I'm not sure I like the answer I've given. Issues surrounding girls are more complex, regardless of how complicated or simple any given person may be.
If a boy gets a girl pregnant, it seems to me the questions are straightforward. Will he be an involved father, or not? Will he take responsibility, or not? Will he seek for her to get an abortion, or not? Will he be a good father... That's where things get really complicated.
For a girl, however, there's additional questions. The choice of carrying the child to term is hers, unless nature takes the matter out of her hands. She must navigate for herself the moral and ethical questions surrounding carrying or aborting a fetus, caring for that child, and potentially being supported or abandoned by those who advise her one way or another.
There's sometimes a power imbalance in relationships. This usually favors the male, though less often nowadays. Nevertheless, this means there's more cause for a woman than a man to search for the signs of a potentially abusive relationship. This isn't a question of responsibility, but of stakes.

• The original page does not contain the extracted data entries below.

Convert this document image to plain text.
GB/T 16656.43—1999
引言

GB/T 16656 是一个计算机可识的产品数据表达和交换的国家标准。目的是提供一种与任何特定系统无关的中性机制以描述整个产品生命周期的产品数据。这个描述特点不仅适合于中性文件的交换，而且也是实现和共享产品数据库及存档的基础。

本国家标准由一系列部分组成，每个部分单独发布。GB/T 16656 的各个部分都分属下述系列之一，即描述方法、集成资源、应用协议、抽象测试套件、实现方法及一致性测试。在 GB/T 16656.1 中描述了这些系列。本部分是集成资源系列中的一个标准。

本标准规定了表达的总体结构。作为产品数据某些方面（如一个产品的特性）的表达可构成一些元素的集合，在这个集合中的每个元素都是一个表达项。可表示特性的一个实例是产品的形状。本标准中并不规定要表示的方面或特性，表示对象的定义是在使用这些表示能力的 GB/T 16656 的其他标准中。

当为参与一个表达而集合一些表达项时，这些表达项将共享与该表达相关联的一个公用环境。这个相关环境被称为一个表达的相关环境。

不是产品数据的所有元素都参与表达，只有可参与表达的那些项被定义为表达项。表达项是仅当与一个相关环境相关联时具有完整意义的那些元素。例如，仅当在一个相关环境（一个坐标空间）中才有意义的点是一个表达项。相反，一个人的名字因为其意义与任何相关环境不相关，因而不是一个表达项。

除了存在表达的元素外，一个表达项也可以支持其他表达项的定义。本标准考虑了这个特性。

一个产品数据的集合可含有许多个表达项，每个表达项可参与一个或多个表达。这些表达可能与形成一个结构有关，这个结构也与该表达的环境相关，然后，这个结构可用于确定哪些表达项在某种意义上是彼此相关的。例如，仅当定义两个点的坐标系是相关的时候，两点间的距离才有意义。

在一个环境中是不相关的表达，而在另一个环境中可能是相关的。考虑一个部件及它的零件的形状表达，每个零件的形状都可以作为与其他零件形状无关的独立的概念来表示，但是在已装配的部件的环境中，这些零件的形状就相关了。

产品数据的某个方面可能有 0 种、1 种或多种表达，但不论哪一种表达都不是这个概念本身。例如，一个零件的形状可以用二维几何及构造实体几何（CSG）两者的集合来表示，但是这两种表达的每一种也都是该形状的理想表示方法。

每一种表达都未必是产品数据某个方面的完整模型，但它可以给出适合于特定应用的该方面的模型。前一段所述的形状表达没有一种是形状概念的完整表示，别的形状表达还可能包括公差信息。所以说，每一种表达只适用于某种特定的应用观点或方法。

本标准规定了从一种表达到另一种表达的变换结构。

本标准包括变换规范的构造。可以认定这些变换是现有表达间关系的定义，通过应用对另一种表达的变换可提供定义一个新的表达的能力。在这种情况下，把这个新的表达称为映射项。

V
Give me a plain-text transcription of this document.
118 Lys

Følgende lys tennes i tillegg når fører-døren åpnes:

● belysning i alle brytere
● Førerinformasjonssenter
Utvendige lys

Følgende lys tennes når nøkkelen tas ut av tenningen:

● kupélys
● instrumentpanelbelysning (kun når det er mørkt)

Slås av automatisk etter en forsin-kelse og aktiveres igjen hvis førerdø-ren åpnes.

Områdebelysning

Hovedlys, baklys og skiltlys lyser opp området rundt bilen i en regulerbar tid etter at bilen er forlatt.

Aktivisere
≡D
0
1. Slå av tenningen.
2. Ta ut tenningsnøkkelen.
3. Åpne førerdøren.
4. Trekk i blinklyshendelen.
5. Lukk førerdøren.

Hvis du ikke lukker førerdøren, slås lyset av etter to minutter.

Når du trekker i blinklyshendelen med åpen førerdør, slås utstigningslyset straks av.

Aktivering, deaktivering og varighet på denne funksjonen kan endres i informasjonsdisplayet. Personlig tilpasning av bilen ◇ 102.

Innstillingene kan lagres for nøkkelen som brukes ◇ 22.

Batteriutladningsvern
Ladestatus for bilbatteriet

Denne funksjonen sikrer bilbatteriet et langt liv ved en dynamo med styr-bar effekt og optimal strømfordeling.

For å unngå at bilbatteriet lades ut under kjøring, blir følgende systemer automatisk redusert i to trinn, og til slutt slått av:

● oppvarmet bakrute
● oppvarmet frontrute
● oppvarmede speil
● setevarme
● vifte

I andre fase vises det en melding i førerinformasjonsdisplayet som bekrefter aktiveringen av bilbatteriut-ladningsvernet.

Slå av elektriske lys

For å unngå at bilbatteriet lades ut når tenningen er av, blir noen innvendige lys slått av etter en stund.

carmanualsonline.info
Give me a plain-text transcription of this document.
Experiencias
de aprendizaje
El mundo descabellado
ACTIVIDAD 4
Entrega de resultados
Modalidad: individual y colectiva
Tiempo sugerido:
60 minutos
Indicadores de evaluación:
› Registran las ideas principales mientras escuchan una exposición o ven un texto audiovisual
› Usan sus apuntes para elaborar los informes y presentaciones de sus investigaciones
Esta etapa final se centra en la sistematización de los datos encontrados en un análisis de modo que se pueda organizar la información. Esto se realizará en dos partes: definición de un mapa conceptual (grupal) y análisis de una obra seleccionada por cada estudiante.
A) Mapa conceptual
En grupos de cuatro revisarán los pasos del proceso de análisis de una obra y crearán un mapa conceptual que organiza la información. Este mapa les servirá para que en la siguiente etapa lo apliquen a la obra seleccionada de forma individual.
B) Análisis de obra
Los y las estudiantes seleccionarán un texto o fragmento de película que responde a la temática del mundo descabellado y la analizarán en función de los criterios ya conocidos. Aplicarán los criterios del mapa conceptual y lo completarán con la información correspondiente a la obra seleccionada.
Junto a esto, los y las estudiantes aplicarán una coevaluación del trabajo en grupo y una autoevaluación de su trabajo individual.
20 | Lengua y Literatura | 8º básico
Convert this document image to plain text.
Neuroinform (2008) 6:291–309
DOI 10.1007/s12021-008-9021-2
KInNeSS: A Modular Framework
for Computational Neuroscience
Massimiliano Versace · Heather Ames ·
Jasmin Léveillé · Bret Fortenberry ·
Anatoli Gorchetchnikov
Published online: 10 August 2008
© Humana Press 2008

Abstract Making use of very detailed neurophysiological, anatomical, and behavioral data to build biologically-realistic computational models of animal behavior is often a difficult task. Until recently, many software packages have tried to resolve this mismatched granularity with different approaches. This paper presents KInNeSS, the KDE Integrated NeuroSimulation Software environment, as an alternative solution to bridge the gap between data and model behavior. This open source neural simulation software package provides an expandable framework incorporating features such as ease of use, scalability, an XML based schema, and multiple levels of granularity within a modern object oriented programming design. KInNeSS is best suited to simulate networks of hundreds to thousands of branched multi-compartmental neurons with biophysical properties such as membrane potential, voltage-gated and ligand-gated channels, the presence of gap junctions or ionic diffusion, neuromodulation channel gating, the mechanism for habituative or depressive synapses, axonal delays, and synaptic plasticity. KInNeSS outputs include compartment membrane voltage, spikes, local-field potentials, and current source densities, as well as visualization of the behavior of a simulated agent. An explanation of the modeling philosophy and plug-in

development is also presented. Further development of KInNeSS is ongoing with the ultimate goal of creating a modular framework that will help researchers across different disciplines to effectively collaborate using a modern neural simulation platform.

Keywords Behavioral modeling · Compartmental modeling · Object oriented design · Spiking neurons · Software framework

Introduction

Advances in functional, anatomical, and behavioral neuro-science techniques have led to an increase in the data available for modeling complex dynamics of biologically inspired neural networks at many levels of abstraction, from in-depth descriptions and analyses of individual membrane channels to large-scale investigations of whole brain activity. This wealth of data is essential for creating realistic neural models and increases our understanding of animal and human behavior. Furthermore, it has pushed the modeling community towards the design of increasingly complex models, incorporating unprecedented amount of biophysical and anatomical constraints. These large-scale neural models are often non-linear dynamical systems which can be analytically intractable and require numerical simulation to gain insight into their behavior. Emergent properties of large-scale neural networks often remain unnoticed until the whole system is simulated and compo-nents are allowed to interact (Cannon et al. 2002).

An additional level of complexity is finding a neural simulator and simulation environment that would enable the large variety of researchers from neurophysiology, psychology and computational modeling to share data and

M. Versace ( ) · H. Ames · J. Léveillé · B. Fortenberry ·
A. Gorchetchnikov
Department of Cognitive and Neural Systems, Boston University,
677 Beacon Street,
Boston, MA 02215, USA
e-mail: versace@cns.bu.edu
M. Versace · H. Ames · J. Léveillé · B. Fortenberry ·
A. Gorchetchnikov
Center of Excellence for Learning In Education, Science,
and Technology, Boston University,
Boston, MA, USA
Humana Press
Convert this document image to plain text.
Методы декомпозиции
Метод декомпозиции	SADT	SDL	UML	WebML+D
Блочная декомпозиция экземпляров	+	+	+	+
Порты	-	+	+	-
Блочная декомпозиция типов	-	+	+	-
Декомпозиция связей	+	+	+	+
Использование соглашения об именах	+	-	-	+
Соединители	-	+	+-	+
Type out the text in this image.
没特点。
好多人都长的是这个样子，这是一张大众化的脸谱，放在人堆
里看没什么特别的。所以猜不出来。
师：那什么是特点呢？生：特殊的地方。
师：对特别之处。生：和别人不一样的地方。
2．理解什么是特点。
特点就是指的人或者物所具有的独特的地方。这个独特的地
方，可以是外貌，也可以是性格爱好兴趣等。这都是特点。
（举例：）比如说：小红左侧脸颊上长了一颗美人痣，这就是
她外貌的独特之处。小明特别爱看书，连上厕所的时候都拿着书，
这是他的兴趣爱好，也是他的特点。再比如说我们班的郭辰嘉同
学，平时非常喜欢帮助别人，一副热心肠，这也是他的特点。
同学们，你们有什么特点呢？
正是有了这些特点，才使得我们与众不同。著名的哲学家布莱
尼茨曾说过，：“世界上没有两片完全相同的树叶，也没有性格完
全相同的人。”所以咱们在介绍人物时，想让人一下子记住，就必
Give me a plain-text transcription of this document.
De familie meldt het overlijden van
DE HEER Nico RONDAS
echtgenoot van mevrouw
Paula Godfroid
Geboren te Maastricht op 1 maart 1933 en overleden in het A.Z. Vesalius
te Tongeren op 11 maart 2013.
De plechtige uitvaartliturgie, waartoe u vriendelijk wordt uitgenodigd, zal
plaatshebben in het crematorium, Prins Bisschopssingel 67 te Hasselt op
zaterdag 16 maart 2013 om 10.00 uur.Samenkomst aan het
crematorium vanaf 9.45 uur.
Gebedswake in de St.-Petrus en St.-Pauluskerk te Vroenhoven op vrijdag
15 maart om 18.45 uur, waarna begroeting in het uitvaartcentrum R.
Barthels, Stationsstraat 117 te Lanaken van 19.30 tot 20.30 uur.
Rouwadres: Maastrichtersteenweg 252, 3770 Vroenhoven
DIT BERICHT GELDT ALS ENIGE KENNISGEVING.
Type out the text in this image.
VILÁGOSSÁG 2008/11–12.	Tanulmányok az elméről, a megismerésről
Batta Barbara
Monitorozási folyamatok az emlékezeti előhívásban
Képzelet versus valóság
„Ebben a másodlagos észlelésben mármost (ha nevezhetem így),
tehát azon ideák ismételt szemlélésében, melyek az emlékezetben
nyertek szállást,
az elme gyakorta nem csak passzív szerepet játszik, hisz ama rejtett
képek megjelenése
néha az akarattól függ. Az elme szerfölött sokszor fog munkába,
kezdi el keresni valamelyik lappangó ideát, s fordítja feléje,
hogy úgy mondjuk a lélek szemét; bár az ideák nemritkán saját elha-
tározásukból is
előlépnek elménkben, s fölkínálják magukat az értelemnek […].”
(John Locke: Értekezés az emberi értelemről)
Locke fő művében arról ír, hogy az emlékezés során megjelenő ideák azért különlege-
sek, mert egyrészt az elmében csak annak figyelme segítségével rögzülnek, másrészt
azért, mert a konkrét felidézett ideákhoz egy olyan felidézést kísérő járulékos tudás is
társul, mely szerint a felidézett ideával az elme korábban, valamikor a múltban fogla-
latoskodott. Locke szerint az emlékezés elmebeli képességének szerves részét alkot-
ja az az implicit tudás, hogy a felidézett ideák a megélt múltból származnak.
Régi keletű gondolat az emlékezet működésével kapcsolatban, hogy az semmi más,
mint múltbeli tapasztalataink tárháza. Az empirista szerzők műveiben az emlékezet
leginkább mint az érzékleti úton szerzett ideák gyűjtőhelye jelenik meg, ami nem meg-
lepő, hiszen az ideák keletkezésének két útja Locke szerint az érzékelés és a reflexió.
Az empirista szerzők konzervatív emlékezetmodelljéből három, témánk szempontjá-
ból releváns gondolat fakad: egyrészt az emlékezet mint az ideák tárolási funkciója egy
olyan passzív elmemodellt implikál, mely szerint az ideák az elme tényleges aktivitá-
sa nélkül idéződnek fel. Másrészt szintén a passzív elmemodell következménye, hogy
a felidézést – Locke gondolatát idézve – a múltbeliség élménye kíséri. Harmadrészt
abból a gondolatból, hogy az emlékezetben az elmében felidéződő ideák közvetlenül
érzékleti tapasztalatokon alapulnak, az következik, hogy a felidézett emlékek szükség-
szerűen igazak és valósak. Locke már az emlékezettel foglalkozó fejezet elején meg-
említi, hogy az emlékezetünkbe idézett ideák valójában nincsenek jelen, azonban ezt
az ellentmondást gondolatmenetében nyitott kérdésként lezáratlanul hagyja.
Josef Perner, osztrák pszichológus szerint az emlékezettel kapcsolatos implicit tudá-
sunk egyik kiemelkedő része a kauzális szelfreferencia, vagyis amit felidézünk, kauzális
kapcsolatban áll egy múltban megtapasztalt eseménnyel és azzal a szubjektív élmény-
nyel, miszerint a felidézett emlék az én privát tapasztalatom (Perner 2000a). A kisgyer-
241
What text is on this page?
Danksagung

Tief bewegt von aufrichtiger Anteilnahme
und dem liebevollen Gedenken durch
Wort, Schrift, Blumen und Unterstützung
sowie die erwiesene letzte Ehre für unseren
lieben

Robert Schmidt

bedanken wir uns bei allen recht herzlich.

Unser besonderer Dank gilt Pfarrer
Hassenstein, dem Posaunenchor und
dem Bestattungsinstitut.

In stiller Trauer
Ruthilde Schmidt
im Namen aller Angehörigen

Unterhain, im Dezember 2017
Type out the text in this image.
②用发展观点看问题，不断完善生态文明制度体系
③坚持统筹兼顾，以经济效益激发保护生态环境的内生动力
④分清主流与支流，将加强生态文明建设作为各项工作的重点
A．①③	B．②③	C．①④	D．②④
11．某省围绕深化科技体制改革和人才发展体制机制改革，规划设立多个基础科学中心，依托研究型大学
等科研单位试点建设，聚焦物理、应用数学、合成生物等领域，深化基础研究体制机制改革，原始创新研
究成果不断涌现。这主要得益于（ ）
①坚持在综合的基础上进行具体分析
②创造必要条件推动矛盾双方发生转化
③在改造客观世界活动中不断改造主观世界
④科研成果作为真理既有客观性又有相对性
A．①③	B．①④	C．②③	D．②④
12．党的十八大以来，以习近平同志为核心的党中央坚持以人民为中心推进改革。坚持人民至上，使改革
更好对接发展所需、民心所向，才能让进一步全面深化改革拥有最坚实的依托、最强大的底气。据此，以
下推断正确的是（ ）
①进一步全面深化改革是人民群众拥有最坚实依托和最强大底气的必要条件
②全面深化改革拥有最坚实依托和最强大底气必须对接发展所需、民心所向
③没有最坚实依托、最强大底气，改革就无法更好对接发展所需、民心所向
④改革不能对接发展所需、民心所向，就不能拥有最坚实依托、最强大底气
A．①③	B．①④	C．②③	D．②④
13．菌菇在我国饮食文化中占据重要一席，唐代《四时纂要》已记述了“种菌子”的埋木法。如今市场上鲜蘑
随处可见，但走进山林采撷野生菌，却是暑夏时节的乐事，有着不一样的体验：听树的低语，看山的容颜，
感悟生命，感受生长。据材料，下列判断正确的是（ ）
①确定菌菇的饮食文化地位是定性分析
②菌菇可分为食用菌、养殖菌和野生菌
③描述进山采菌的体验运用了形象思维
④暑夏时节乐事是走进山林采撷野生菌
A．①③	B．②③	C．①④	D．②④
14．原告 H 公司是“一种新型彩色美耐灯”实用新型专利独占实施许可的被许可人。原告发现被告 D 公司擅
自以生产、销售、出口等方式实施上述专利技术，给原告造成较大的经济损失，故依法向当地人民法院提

A miscarriage can be as emotionally traumatic for a loving potential father, but a potential mother who miscarries is absolutely stuck with potential ramifications, and clearing them up or ruling them out.
For boys, violence often is the cause and solution to a problem. Violence is simple, just physics unbottled in the other person's face. For girls, violence is less common.
Obviously this depends on the boy or girl in question. Some girls are violent. Some boys aren't. Some girls have simple troubles, or know how to simplify their lives, while some boys are drama kings who thrive on attention any way they can get it, or perhaps they simply don't know how to navigate social circles.
Nevertheless, I feel that in general the problems of boys are simple but life-threatening, whereas the problems of girls are complex but they are more likely to survive them.